A une époque où les bébés et les enfants des opposants à la dictature en place disparaissaient sans laisser de trace, Juan cherche à protéger son fils des forces de l’Obscurité auxquelles l’Ordre est dévoué corps et surtout âme. But compliqué à atteindre compte tenu de sa propre place de Médium au sein de l’Ordre « Je suis la bouche. L’Obscurité peut me trouver » et aussi des liens familiaux qui l’y unissent – Rosario, sa femme, héritière de la famille Bradford, main de l’Ordre, vient de mourir dans des circonstances pour le moins étranges.
La magie omniprésente dans le récit, surmontée par l’Obscurité au nom si bien trouvé, est-elle une mise en abîme des années terrifiantes vécues par les Argentins durant la dictature ? Est-elle la marque d’une identité littéraire construite sur des multiples couches de mythes, de croyances, de légendes, de rites au sein desquels San la Muerte se manifeste toujours sous une forme ou une autre ?
Et pourquoi pas les deux ? Mariana Enriquez réussit un coup de maître avec ce récit hallucinant et halluciné, à la fois conte initiatique et témoignage des exactions de la junte, à la fois plongée dans la mythologie sacrée Sud-Américaine et compte rendu de la survie des Guaranis, forêt humaine primaire d’une partie du continent Sud-Américain.
Les fondateurs de l’Ordre, des membres des familles Bradford et Mathers, réunis par leur passion commune pour l’occultisme et la magie avaient trouvé l’Obscurité et le premier Médium en Ecosse en 1752. Les dés avaient été jetés. Et depuis lors, régulièrement, un nouveau Médium est devenu tout aussi essentiel qu’une pierre philosophale, sa durée de vie étant limitée par l’énergie dépensée durant les interactions avec l’Obscurité.
Si Juan veut éviter à son fils Gaspar cette vie, la seule solution est la fuite.
Notre Part de Nuit ne se raconte pas. Il s’empare de vous et s’installe dans votre cerveau.

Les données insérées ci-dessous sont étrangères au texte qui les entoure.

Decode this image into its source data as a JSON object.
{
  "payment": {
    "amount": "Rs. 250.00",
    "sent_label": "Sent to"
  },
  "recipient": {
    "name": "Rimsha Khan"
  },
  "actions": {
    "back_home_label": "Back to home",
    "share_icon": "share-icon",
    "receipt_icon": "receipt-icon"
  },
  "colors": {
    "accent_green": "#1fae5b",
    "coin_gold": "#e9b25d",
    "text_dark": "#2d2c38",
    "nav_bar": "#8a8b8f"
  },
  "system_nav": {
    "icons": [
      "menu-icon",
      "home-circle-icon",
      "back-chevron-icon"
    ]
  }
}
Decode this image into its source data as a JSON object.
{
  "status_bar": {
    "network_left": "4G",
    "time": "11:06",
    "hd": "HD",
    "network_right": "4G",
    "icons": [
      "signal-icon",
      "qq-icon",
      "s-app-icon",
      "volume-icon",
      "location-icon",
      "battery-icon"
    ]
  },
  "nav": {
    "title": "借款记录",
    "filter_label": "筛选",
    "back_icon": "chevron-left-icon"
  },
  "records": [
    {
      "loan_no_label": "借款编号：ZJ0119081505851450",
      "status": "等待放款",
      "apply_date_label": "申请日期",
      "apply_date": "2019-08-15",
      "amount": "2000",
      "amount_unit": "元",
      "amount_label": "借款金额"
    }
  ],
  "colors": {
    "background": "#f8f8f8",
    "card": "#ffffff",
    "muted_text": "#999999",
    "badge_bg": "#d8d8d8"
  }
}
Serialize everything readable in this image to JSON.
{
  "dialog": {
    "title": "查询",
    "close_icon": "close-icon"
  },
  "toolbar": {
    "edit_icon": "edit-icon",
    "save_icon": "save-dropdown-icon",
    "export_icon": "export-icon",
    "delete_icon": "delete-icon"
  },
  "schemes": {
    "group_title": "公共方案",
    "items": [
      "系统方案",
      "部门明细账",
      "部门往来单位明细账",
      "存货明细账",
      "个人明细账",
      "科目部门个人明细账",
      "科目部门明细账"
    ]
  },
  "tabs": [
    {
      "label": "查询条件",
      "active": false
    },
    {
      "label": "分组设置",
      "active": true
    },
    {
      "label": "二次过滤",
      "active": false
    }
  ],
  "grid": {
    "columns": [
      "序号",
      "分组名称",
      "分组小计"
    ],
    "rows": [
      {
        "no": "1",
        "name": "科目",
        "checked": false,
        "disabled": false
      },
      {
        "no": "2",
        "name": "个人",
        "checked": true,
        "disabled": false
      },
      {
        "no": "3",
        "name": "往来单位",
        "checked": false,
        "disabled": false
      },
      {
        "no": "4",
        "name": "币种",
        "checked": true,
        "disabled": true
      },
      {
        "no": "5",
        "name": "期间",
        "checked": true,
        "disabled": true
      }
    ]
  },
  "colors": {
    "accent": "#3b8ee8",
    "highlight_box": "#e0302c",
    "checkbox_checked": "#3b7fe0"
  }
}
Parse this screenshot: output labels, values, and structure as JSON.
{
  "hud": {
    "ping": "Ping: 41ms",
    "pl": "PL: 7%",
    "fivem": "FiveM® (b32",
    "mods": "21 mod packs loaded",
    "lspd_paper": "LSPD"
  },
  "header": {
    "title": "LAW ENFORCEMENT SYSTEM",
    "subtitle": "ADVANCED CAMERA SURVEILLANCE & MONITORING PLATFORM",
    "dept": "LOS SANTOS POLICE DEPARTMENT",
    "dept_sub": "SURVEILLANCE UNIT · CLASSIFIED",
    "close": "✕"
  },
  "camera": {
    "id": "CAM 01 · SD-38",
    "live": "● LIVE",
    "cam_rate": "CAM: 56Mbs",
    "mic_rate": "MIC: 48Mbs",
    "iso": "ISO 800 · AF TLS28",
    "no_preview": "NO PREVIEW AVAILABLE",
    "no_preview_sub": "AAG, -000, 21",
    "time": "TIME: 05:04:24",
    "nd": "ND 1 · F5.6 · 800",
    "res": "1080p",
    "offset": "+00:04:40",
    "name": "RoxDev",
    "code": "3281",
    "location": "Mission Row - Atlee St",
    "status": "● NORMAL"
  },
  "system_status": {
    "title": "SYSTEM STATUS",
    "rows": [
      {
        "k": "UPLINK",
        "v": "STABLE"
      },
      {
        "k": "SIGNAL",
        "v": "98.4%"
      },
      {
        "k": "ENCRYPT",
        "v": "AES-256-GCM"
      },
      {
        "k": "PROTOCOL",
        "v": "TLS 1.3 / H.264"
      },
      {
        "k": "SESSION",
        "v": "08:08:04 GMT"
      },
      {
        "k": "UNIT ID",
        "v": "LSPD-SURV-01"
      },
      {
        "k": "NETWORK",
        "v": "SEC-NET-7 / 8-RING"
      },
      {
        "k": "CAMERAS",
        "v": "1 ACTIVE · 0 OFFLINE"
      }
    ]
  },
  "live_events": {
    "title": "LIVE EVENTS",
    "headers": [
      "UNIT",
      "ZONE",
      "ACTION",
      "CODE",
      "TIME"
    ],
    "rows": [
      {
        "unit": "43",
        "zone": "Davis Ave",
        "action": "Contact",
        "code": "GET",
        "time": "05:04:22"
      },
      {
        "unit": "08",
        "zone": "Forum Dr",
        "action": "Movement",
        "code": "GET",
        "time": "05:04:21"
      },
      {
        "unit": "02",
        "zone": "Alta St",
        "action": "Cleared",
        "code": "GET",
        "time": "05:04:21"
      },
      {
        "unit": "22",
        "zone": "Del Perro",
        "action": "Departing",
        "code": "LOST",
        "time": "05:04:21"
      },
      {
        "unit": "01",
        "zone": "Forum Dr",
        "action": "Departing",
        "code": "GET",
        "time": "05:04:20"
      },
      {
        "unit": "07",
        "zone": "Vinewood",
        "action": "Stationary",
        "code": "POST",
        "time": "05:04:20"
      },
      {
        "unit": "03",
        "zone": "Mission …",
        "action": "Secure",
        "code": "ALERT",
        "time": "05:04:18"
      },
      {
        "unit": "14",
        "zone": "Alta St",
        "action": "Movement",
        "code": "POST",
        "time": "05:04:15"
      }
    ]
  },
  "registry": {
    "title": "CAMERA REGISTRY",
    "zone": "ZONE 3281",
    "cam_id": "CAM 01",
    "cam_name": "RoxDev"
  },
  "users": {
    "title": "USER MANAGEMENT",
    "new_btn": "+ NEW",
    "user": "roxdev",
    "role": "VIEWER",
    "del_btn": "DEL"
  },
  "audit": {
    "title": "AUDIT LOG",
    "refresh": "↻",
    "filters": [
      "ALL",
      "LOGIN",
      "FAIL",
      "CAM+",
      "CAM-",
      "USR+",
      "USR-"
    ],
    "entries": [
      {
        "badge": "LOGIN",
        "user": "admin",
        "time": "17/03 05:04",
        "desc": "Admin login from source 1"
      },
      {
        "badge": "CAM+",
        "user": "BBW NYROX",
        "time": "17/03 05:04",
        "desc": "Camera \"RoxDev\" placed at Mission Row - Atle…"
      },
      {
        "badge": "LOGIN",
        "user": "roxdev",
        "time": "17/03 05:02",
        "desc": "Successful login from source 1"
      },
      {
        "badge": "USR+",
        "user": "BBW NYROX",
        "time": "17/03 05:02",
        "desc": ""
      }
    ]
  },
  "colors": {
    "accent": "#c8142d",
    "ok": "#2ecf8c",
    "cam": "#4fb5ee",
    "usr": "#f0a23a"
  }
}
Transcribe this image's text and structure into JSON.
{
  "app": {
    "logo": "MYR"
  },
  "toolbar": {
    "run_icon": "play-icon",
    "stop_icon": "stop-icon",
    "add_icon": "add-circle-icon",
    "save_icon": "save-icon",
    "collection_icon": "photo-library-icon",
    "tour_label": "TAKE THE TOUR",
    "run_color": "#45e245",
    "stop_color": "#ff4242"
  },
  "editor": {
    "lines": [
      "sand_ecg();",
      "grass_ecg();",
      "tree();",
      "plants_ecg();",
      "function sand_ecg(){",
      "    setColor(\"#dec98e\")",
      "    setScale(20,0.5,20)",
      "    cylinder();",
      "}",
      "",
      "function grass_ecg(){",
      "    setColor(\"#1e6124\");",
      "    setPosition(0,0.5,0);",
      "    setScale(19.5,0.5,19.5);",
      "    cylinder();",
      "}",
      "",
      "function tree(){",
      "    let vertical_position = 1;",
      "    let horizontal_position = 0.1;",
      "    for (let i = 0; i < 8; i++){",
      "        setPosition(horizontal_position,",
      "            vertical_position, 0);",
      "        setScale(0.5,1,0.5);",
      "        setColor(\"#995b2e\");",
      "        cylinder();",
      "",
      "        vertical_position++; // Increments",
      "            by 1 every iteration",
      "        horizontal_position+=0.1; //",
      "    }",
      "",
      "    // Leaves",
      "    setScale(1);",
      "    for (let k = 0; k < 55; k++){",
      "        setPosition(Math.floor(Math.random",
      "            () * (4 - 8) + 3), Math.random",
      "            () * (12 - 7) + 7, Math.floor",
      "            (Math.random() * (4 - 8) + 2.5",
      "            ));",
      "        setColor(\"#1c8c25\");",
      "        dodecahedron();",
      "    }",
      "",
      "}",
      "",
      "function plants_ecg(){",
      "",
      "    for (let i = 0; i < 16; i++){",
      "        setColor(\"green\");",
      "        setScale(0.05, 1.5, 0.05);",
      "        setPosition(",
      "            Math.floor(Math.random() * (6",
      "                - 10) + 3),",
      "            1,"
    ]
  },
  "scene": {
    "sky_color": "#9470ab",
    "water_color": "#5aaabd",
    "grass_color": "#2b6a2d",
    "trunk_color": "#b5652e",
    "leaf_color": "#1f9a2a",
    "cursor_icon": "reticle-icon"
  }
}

Il est susceptible même de vous provoquer des cauchemars. Mais en même temps il vous connecte à des personnages inoubliables : Juan, Gaspar, certes, mais aussi Rosario, Tali, Esteban/Stephen.
Il fera peut-être tomber vos défenses face à la puissance de la magie, des symboles, des mythes fondateurs que nous avons laissés se diluer dans l’oubli. Il vous fera voyager à travers le monde mais aussi à travers des espaces mouvants sur lesquels l’humain n’a pas de prise.
Rares sont les récits capables de laisser une empreinte aussi profonde dans notre mémoire : Notre part de nuit de Mariana Enriquez est l’un des ces oiseaux rares –un livre-monde, complet et complexe, exigeant et généreux. Laissez-le s’emparer de vous, la traduction impeccable d’Anne Plantagenet vous facilitera grandement la tâche. Ensuite laissez le champ libre à votre imagination .
Seuls les médiums peuvent faire venir cette Obscurité qui parle et nous permettra de vivre pour toujours, d’être comme des dieux. Les mortels sont le passé, m’a dit un jour Florence. La méthode de survie a mis longtemps à être révélée et, bien entendu, elle est répugnante. Je dois ajouter qu’en plus, pour le moment, c’est un échec cuisant. La foi, en revanche, est indiscutable. Il est impossible de ne pas croire quand apparaît l’obscurité. Alors nous restons confiants et continuons. Du moins la plupart d’entre nous. D’autres sont pleins de doutes.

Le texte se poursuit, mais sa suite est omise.